Речь премьер-министра Великобритании в Палате общин 14 сентября 2001 г. — самый горячий и верный союзнический отклик в Европе на американскую трагедию. Блэр безоговорочно солидаризируется с заокеанским партнером и готовит общественное мнение страны к предстоящим битвам, в которых британские войска будут сражаться плечом к плечу с американскими. Однако выступление главы британского правительства не вполне симметрично обращению хозяина Белого дома по стилистике и содержанию.
Блэр намечает британскую позицию в послеманхэттенском мире, она ближе остальных к американской, но все-таки она европейская. Разделяющее два атлантических берега расстояние притупляет остроту сентябрьского шока. Британский премьер-министр заостряет сопричастность манхэттенской трагедии аргументом совместно пролитой крови:
«Поскольку Всемирный торговый центр был домом многих больших финансовых фирм и поскольку многие из их служащих британцы, кто бы ни совершил эти акты терроризма, он убил, по крайней мере, сотню британских граждан, может быть, много больше. Убийство британцев в Нью-Йорке не отличается по природе от их убийства здесь, в сердце самой Британии. Поэтому мы в самом прямом смысле слова не просто заинтересованы, но обязаны привлечь к ответу виновных в этом» (Blair, 14/09/01). Вступление Британии в военную коалицию с Америкой юридически обосновано обязанностью Лондона наказать убийц своих граждан. Правовой аргумент эмоционально усилен отождествлением Нью-Йорка и английской столицы. Блэр как бы манхэттезирует Великобританию, делает США и Европу единой территорией, открытой для террора. К гражданам Объединенного Королевства Блэр апеллирует кровью их соотечественников. Но и не понесшие потерь страны должны понять, что у них одна судьба с Америкой. Им британский премьер рисует крайне опасное будущее: «Неделю тому назад предположивший, что террористы убьют тысячи невинных людей в деловом центре Нью-Йорка, был бы высмеян как алармист; теперь же это случилось. Мы знаем, что эти группы состоят из фанатиков, способных убивать без различия. Пределы в численности тех, кого они убьют, и в методах убийства не коррелируются каким-либо чувством морали. Пределы только практические и технические. Мы знаем, что они, если смогут, пойдут дальше и используют химические, биологические и даже ядерные средства массового уничтожения. Мы знаем также, что есть группы людей, возможно государства, которые продадут технологию и средства доставки такого оружия» (Blair, 14/09/01).

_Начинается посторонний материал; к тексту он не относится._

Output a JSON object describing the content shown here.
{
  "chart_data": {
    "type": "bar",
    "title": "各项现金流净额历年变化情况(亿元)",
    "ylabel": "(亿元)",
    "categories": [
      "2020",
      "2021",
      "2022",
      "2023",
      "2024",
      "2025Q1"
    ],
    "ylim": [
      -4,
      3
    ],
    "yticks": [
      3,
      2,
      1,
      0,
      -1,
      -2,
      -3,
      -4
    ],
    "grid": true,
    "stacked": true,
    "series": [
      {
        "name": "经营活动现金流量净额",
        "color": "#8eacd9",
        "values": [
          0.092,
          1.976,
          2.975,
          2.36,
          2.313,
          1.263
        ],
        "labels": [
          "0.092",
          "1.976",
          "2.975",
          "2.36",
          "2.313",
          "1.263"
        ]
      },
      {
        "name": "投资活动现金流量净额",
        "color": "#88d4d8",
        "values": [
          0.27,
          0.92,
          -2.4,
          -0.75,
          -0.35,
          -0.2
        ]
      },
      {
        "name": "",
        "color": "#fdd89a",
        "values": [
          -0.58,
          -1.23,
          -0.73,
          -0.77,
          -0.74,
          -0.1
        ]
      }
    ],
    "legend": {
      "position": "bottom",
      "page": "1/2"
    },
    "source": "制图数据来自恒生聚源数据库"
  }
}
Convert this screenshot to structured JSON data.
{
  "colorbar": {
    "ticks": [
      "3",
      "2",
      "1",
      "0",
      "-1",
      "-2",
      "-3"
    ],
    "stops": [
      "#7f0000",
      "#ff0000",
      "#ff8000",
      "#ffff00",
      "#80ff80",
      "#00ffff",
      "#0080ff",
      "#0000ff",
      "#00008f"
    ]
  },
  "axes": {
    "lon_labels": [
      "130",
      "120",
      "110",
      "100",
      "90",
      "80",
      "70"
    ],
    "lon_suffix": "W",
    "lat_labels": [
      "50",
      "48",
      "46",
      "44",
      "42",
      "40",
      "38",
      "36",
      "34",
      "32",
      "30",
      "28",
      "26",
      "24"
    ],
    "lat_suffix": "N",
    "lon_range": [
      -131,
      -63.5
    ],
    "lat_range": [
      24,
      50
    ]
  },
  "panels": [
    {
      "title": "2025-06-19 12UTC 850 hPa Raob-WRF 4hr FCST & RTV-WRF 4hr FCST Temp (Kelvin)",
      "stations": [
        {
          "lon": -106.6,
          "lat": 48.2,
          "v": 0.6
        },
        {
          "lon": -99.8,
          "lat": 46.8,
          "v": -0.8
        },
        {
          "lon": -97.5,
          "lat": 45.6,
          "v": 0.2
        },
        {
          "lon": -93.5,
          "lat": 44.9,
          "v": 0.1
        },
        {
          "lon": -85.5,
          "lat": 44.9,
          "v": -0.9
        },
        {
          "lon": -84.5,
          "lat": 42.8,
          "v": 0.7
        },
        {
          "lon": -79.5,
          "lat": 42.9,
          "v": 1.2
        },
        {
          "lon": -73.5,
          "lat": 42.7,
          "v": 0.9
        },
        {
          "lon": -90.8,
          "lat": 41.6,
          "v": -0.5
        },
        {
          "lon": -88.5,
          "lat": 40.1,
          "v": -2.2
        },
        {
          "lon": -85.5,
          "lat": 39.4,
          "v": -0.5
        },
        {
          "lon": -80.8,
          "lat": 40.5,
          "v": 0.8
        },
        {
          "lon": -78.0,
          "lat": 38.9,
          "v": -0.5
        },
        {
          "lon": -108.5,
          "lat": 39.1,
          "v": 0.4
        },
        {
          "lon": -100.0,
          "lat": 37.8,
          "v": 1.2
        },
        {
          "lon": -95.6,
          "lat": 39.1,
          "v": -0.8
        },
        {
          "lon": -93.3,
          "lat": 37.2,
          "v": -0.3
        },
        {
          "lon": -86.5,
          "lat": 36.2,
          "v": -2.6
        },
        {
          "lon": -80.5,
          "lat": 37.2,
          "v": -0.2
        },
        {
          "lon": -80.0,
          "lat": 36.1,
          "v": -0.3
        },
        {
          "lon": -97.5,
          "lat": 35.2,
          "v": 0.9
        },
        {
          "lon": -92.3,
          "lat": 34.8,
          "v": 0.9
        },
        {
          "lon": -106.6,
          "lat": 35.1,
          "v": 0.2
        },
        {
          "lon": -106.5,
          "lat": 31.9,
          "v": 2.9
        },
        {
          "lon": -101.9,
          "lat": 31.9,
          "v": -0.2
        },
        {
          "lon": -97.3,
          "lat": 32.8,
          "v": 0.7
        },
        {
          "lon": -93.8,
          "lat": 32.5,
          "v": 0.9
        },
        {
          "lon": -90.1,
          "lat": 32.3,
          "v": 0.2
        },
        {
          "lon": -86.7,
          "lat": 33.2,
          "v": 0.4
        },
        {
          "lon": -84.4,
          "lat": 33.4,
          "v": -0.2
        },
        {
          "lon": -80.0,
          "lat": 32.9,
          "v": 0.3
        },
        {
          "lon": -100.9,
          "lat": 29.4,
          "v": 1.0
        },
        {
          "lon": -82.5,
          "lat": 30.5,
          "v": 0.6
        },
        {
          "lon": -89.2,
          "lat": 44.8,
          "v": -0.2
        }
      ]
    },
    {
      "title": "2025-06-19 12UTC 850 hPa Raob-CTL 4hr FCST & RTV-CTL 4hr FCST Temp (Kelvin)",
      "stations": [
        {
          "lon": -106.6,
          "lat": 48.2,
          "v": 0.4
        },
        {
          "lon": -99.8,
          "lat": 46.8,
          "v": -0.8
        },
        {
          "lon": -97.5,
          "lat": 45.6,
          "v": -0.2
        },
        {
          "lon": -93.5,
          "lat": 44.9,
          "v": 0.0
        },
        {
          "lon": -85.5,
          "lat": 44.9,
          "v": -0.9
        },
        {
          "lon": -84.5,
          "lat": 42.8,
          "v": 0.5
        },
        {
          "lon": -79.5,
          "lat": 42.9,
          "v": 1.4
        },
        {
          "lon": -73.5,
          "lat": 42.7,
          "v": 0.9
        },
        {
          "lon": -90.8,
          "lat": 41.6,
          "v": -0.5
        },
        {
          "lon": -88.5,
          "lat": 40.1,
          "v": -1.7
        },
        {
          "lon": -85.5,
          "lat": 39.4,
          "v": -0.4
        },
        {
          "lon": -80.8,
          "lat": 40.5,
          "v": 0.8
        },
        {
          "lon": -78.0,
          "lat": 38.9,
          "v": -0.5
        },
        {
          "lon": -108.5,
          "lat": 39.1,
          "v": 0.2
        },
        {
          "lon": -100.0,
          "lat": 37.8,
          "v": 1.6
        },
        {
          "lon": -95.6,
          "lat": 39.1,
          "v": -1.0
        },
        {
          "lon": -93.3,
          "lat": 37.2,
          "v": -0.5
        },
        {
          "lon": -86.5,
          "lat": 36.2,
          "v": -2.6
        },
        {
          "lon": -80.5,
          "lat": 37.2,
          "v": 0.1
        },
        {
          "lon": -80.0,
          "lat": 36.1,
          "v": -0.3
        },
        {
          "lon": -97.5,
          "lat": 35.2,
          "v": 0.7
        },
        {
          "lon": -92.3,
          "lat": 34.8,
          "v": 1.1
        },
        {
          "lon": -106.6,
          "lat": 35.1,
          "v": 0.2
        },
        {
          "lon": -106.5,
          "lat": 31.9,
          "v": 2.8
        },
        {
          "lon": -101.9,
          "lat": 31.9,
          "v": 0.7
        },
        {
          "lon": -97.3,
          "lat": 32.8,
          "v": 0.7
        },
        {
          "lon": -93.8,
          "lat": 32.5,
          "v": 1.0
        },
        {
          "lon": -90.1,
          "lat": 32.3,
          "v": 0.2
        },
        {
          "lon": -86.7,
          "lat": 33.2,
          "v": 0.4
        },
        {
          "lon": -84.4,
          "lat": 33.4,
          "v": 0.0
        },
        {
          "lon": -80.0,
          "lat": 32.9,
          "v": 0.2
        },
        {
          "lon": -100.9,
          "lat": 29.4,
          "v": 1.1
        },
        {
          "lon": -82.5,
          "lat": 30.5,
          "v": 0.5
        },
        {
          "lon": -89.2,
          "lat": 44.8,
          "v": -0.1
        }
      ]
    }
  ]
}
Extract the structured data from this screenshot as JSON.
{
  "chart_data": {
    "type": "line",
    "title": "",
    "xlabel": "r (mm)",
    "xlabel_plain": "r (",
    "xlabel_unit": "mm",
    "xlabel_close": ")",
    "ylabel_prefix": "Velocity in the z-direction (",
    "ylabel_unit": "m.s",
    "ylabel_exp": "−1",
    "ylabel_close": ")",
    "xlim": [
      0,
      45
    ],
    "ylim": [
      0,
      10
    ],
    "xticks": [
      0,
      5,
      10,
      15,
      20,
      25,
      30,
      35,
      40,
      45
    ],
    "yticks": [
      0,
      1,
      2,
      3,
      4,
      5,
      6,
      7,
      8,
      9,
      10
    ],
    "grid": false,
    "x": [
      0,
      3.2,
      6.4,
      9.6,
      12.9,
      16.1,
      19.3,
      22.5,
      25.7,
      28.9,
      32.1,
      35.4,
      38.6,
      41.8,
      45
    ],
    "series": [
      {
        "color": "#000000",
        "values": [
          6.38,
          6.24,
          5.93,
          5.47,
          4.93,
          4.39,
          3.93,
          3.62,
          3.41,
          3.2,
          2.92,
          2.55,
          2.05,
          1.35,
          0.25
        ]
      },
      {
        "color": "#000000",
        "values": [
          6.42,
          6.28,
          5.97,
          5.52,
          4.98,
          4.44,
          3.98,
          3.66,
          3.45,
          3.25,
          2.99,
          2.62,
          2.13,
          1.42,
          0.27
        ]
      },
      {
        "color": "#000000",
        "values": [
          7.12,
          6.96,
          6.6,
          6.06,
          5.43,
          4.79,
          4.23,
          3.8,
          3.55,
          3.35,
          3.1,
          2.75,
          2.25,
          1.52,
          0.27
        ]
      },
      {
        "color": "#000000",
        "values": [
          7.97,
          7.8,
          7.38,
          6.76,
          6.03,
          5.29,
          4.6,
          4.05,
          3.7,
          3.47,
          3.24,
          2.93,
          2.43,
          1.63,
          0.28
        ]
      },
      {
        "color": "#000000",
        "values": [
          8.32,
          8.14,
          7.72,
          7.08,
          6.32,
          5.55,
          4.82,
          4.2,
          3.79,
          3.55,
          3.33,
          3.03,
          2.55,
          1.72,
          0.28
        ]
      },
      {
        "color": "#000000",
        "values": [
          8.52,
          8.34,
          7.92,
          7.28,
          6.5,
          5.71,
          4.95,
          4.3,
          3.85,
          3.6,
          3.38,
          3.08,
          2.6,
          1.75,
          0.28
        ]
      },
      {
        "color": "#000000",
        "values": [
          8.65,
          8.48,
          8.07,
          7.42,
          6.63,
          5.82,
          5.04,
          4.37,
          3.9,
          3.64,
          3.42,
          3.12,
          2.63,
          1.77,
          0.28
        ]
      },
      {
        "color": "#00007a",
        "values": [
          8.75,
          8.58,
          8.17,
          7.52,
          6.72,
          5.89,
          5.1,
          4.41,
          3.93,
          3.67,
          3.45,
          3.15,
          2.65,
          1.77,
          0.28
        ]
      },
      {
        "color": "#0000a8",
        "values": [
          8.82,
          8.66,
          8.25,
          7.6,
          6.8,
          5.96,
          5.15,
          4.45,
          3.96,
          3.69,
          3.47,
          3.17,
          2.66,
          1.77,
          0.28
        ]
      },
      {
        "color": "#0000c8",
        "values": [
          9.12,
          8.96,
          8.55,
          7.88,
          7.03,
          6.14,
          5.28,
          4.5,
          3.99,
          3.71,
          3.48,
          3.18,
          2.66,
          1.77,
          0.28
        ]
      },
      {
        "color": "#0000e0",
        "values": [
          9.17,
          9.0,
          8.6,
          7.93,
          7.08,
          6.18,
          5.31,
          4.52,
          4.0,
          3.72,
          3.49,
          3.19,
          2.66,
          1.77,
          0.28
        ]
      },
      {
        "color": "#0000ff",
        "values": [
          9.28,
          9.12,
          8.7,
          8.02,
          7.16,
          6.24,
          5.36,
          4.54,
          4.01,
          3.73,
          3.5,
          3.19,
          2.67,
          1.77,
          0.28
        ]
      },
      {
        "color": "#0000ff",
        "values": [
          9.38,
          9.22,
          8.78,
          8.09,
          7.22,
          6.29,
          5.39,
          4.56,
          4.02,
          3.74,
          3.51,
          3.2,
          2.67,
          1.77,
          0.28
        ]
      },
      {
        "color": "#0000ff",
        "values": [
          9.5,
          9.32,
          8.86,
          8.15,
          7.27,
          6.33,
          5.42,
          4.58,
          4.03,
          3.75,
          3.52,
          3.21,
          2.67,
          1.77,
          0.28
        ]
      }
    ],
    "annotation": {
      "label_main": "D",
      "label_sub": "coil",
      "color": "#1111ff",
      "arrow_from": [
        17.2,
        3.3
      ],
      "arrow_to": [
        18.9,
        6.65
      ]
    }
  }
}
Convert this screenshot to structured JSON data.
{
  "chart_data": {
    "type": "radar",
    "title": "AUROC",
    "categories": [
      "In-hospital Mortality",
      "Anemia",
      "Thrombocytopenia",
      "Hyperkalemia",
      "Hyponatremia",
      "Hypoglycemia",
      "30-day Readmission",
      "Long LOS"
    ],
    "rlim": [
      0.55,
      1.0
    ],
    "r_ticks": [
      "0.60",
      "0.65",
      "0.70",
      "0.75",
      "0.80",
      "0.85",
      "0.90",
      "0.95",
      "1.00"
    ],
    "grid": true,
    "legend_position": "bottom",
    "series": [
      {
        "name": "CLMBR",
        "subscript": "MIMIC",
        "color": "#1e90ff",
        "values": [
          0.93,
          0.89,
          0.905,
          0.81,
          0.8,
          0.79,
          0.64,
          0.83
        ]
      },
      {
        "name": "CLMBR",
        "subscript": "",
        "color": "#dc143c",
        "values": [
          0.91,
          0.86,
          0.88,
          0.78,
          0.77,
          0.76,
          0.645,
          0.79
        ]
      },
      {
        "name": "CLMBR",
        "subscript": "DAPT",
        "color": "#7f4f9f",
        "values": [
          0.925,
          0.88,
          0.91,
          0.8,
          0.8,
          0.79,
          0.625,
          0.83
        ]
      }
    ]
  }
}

Однако «манхэттезировать» европейское мировидение не удается. Периферического зрителя-зрителя нельзя передвинуть в центр гиперсобытия риторическими оборотами. Различие медиапозиций — так же устойчиво, как географические, социальные, имущественные и другие различия. Политические пассажи Блэра апеллируют к социокультурному порождению глобализации, которое получило название общества риска (см. ниже), и одновременно к психологии стран, еще не подвергшихся ударам гипертерроризма. Но сопричастность жертвам террористического нападения на Америку не может быть буквальной. Наиболее близко установке, подразумеваемой Блэром — сочувствие. Однако это психологическое отношение не принадлежит внутреннему кругу манхэттенского медиасобытия. Оно, скорее, на границе включенного и невключенного наблюдения катастрофы. Главный показатель включенного наблюдения — существование внутри актуального эфирного времени катастрофы — для этой группы утрачен. Ее суждения делятся относительно некоторых документов событии, пусть и весьма свежих. В этом отношении сочувствие является вариантом медиакритики. Однако его документы особые, в них катастрофа представлена визуально. Эмпатирующий наблюдатель совершает путешествие назад, расплачиваясь эмоциями вины и содрогания за безопасность своей позиции. Он — особый критик, составляющий суждения о своем участливом неучастии.

Сочувствие означает следующую ступень нормализации гиперсобытия, но вместе с тем — ее отдельный вариант, альтернативный и мифологии демонизма, и рационализму военно-политического размежевания. Идея в том, чтобы объединить расколотое человечество чувствами сопереживания и ценностями гуманизма. Идея прекрасная, но... Прекраснодушие не так громко, как мобилизационные речевки и заклинания экзорсистов. Однако не буду спешить с приговором. Эмоции альтруизма глубоки, закреплены в человеческой психике, имеют прочное и почетное место в культуре; в манхэттенском медиацикле они тоже не эпизодичны.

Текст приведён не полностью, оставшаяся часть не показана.